Paul: Very fair question. So first, the investors have to be qualified as accredited investors to do that. And that takes a fiduciary like myself to say you have enough assets and enough income and if you lost this money, it would not detrimentally affect your life. So that's number one is screening people. Number two is, so when I was a venture capitalist if you're going to take that kind of risk, where you have less liquidity, less transparency, less information. And you may hold it five years you have no control over the sale. Just like the sale of your home. It's difficult, right? We can't we can't predict that. If you're gonna do those things, the investor demands higher return. So the benefit to the investor is high return venture capital. When I was doing biotech, my lead investment in Wolverine Venture Fund, Handylab doubled the fund size and the fund and the fund members over five years. We doubled the funds. What that really means is that investment went up like tenfold when some things went up OK, somethings sat flat, somethings lost money. We luckily had a 10 banger so the whole fund did well. And so I let people know that there's high risk. But with high risk investors demand high return, and if the high return doesn't occur they move on to better organizations.

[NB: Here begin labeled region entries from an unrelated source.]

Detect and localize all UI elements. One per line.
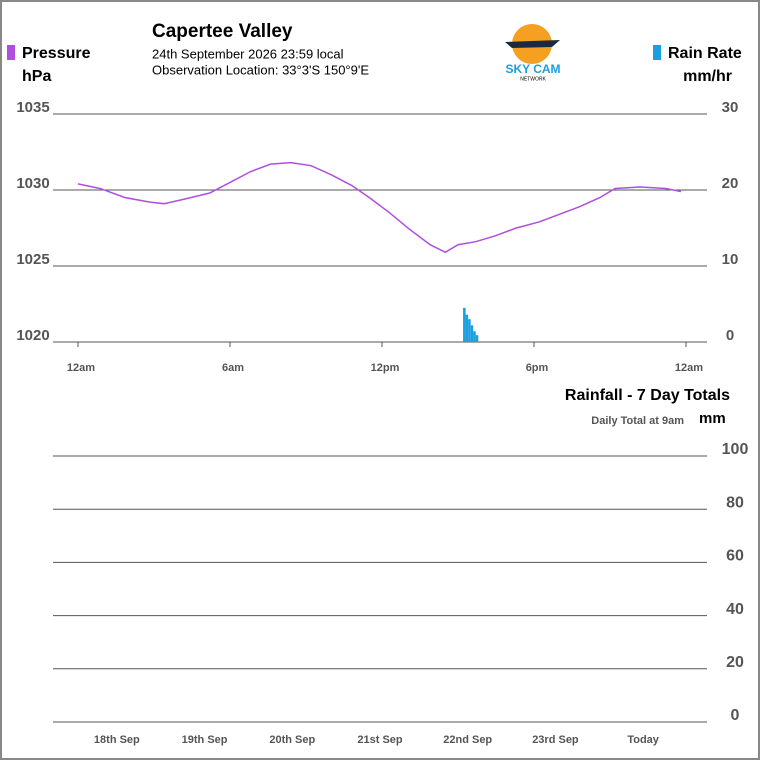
y-tick-label: 1035 [16, 99, 49, 116]
y2-tick-label: 30 [722, 99, 739, 116]
x-tick-label: 12am [67, 362, 95, 374]
y-tick-label: 1020 [16, 327, 49, 344]
subtitle: Daily Total at 9am [591, 415, 684, 427]
x-tick-label: 22nd Sep [443, 734, 492, 746]
rain-bar [475, 335, 479, 342]
y-tick-label: 1025 [16, 251, 49, 268]
legend-swatch [653, 45, 661, 60]
y-tick-label: 40 [726, 601, 744, 618]
x-tick-label: 21st Sep [357, 734, 403, 746]
x-tick-label: 6am [222, 362, 244, 374]
pressure-line [77, 161, 682, 254]
chart-title: Capertee Valley [152, 21, 293, 42]
legend-label: Pressure [22, 45, 91, 62]
subtitle: Observation Location: 33°3'S 150°9'E [152, 62, 369, 77]
y2-axis-label: mm/hr [683, 68, 732, 85]
x-tick-label: 23rd Sep [532, 734, 579, 746]
y-tick-label: 100 [722, 441, 749, 458]
y-tick-label: 60 [726, 548, 744, 565]
rain-bar [465, 314, 469, 342]
x-tick-label: 12pm [371, 362, 400, 374]
legend-label: Rain Rate [668, 45, 742, 62]
x-tick-label: 19th Sep [182, 734, 228, 746]
rain-bar [463, 307, 466, 342]
y2-tick-label: 0 [726, 327, 734, 344]
logo-text: SKY CAM [505, 62, 560, 76]
x-tick-label: 6pm [526, 362, 549, 374]
x-tick-label: 20th Sep [269, 734, 315, 746]
y-axis-label: hPa [22, 68, 51, 85]
y-tick-label: 20 [726, 654, 744, 671]
rain-bar [468, 319, 471, 342]
logo-plane [505, 40, 560, 48]
rain-bar [470, 325, 474, 342]
subtitle: 24th September 2026 23:59 local [152, 46, 344, 61]
x-tick-label: 12am [675, 362, 703, 374]
y-axis-label: mm [699, 410, 726, 427]
y2-tick-label: 20 [722, 175, 739, 192]
y-tick-label: 1030 [16, 175, 49, 192]
legend-swatch [7, 45, 15, 60]
y-tick-label: 80 [726, 494, 744, 511]
logo-subtext: NETWORK [520, 76, 546, 82]
y2-tick-label: 10 [722, 251, 739, 268]
x-tick-label: 18th Sep [94, 734, 140, 746]
rain-bar [473, 331, 476, 342]
chart-title: Rainfall - 7 Day Totals [565, 387, 730, 404]
y-tick-label: 0 [731, 707, 740, 724]
x-tick-label: Today [627, 734, 659, 746]
logo: SKY CAM NETWORK [505, 24, 561, 82]
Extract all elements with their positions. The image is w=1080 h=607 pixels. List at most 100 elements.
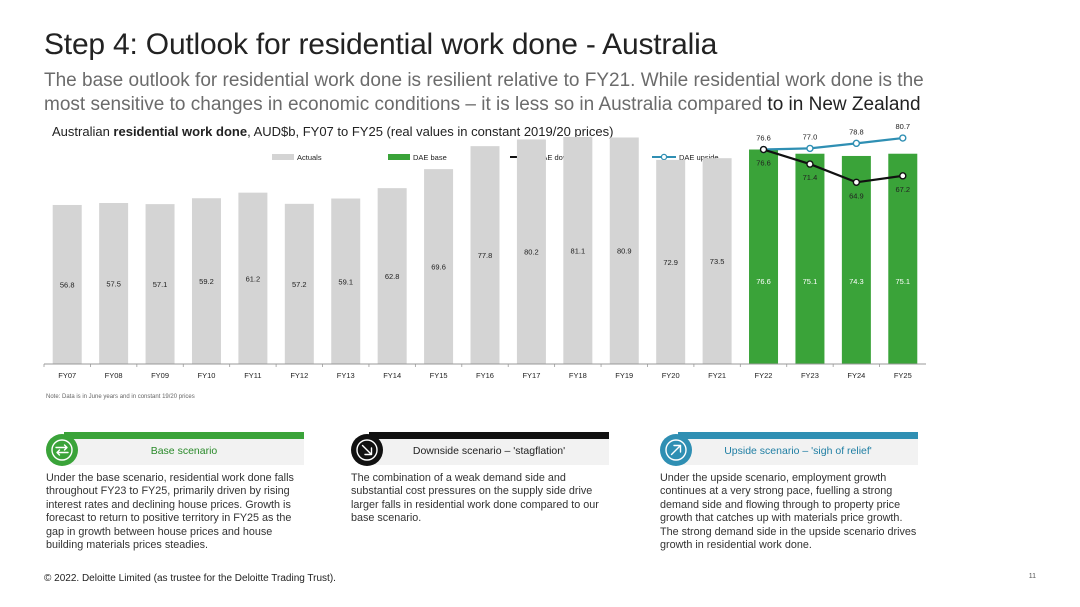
- bar-value-label-fy12: 57.2: [292, 280, 307, 289]
- x-tick-label-fy25: FY25: [894, 371, 912, 380]
- subtitle-line-1: The base outlook for residential work do…: [44, 70, 924, 91]
- bar-value-label-fy09: 57.1: [153, 280, 168, 289]
- actual-bar-fy10: [191, 198, 221, 364]
- actual-bar-fy19: [609, 137, 639, 364]
- page-title: Step 4: Outlook for residential work don…: [44, 28, 718, 61]
- legend-label-dae-upside: DAE upside: [679, 153, 719, 162]
- bar-value-label-fy22: 76.6: [756, 277, 771, 286]
- x-tick-label-fy22: FY22: [755, 371, 773, 380]
- x-tick-label-fy15: FY15: [430, 371, 448, 380]
- actual-bar-fy21: [702, 158, 732, 364]
- downside-marker-fy22: [759, 145, 768, 154]
- legend-label-dae-downside: DAE downside: [537, 153, 586, 162]
- bar-value-label-fy11: 61.2: [246, 274, 261, 283]
- x-tick-label-fy23: FY23: [801, 371, 819, 380]
- base-bar-fy23: [795, 153, 825, 364]
- bar-value-label-fy13: 59.1: [338, 277, 353, 286]
- x-tick-label-fy21: FY21: [708, 371, 726, 380]
- downside-scenario-text: The combination of a weak demand side an…: [351, 472, 599, 525]
- downside-scenario-header: Downside scenario – 'stagflation': [369, 439, 609, 465]
- x-tick-label-fy20: FY20: [662, 371, 680, 380]
- bar-value-label-fy10: 59.2: [199, 277, 214, 286]
- legend-swatch-dae-base: [388, 154, 410, 160]
- actual-bar-fy12: [284, 203, 314, 364]
- arrows-exchange-icon: [46, 434, 78, 466]
- x-tick-label-fy10: FY10: [198, 371, 216, 380]
- actual-bar-fy20: [656, 159, 686, 364]
- upside-value-label-fy25: 80.7: [895, 122, 910, 131]
- legend-swatch-actuals: [272, 154, 294, 160]
- x-tick-label-fy14: FY14: [383, 371, 401, 380]
- base-bar-fy24: [841, 155, 871, 364]
- upside-scenario-accent-bar: [678, 432, 918, 439]
- base-scenario-card: Base scenario Under the base scenario, r…: [44, 432, 304, 568]
- subtitle-line-2: most sensitive to changes in economic co…: [44, 94, 921, 116]
- upside-scenario-header: Upside scenario – 'sigh of relief': [678, 439, 918, 465]
- legend-label-actuals: Actuals: [297, 153, 322, 162]
- x-tick-label-fy16: FY16: [476, 371, 494, 380]
- chart-caption-suffix: , AUD$b, FY07 to FY25 (real values in co…: [247, 124, 614, 139]
- subtitle-line-2-part-a: most sensitive to changes in economic co…: [44, 94, 763, 115]
- upside-line: [763, 136, 903, 151]
- bar-value-label-fy25: 75.1: [895, 277, 910, 286]
- bar-value-label-fy21: 73.5: [710, 257, 725, 266]
- downside-value-label-fy22: 76.6: [756, 159, 771, 168]
- bar-value-label-fy07: 56.8: [60, 280, 75, 289]
- bar-value-label-fy19: 80.9: [617, 247, 632, 256]
- base-scenario-header: Base scenario: [64, 439, 304, 465]
- actual-bar-fy08: [99, 203, 129, 364]
- base-bar-fy25: [888, 153, 918, 364]
- legend-marker-dae-upside: [660, 153, 668, 161]
- actual-bar-fy15: [424, 169, 454, 364]
- downside-value-label-fy23: 71.4: [803, 173, 818, 182]
- actual-bar-fy17: [516, 139, 546, 364]
- base-scenario-text: Under the base scenario, residential wor…: [46, 472, 294, 552]
- bar-value-label-fy20: 72.9: [663, 258, 678, 267]
- downside-marker-fy23: [806, 160, 814, 168]
- upside-value-label-fy22: 76.6: [756, 134, 771, 143]
- bar-value-label-fy16: 77.8: [478, 251, 493, 260]
- page-number: 11: [1028, 573, 1036, 580]
- x-tick-label-fy18: FY18: [569, 371, 587, 380]
- bar-value-label-fy14: 62.8: [385, 272, 400, 281]
- arrow-down-right-icon: [351, 434, 383, 466]
- x-tick-label-fy11: FY11: [244, 371, 261, 380]
- subtitle-line-2-part-b: to in New Zealand: [767, 94, 921, 115]
- x-tick-label-fy12: FY12: [290, 371, 308, 380]
- downside-marker-fy24: [852, 178, 861, 186]
- bar-value-label-fy24: 74.3: [849, 277, 864, 286]
- x-tick-label-fy24: FY24: [847, 371, 865, 380]
- upside-marker-fy23: [806, 144, 814, 153]
- residential-work-done-chart: Actuals DAE base DAE downside DAE upside 56.…: [43, 122, 926, 380]
- upside-scenario-card: Upside scenario – 'sigh of relief' Under…: [658, 432, 918, 568]
- x-tick-label-fy19: FY19: [615, 371, 633, 380]
- x-tick-label-fy07: FY07: [58, 371, 76, 380]
- footer-copyright: © 2022. Deloitte Limited (as trustee for…: [44, 573, 336, 584]
- x-tick-label-fy08: FY08: [105, 371, 123, 380]
- bar-value-label-fy08: 57.5: [106, 280, 121, 289]
- arrow-up-right-icon: [660, 434, 692, 466]
- x-tick-label-fy09: FY09: [151, 371, 169, 380]
- actual-bar-fy11: [238, 192, 268, 364]
- base-scenario-title: Base scenario: [150, 445, 218, 457]
- downside-value-label-fy25: 67.2: [895, 185, 910, 194]
- downside-scenario-card: Downside scenario – 'stagflation' The co…: [349, 432, 609, 568]
- upside-scenario-text: Under the upside scenario, employment gr…: [660, 472, 917, 552]
- bar-value-label-fy18: 81.1: [571, 246, 586, 255]
- legend-label-dae-base: DAE base: [413, 153, 447, 162]
- actual-bar-fy13: [331, 198, 361, 364]
- actual-bar-fy09: [145, 204, 175, 364]
- actual-bar-fy07: [52, 204, 82, 364]
- x-tick-label-fy17: FY17: [522, 371, 540, 380]
- downside-marker-fy25: [899, 172, 907, 180]
- upside-marker-fy24: [852, 139, 861, 148]
- chart-caption: Australian residential work done, AUD$b,…: [52, 124, 613, 139]
- upside-value-label-fy23: 77.0: [803, 132, 818, 141]
- x-tick-label-fy13: FY13: [337, 371, 355, 380]
- actual-bar-fy18: [563, 136, 593, 364]
- downside-scenario-title: Downside scenario – 'stagflation': [412, 445, 566, 457]
- upside-scenario-title: Upside scenario – 'sigh of relief': [724, 445, 872, 457]
- actual-bar-fy14: [377, 188, 407, 364]
- bar-value-label-fy17: 80.2: [524, 248, 539, 257]
- chart-caption-bold: residential work done: [113, 124, 248, 139]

So that's where we look at history. You can look at what are the returns in the past? How well have they interviewed managers? How well have they scrutinized those firms without micromanaging them to death? Did you feel totally competent, like Shark Tank? So, you know, it's a balance, really. It's a balance system where the more risk you take. You should have more return, other inefficiencies. And I'm pleased to say that the private mark is one of those inefficiencies. If you have good research and you find good managers and you network well and you have a good system of due diligence, you may find private investments whose returns are well above their risk profile. So we've seen things in the 20, 30, even 40, 50 percent year over year return ratio, which is very, very attractive. Having said that, we're seeing that kind of stuff. There must be stuff going to zero. And so and so that's what you have to do, is be able to tolerate the risk, the investor has to be able to swallow it if it doesn't go anywhere. It's a cherry on top if they win, you get to brag if they win. Who cares if they lose? That's how you have to treat it.
Why Real Estate Investment Trusts (REITS) Are Like a Tradable Market
Adam: So when we're talking about public real estate, we're talking about things that are traded as though they were a stock like REITs. Is that right? That's what you're referring to there.
Paul: Correct. So real estate investment trust. Is bits and pieces and parts of properties. That was put the problem in 2008 is that the derivatives mathematician's with P.H.D's, like my brother Charlie, were chopping up all of these houses into little bits so no one could determine what part you owned, if any. And so that's where REITs got a bad name. But traditionally, the good part of REITs is when it's real assets and you actually own things, which most REITs do. And then they're trading publicly because people see real estate like any other industry. Some people want to buy it. Some want to sell it. And therefore, it is tradeable.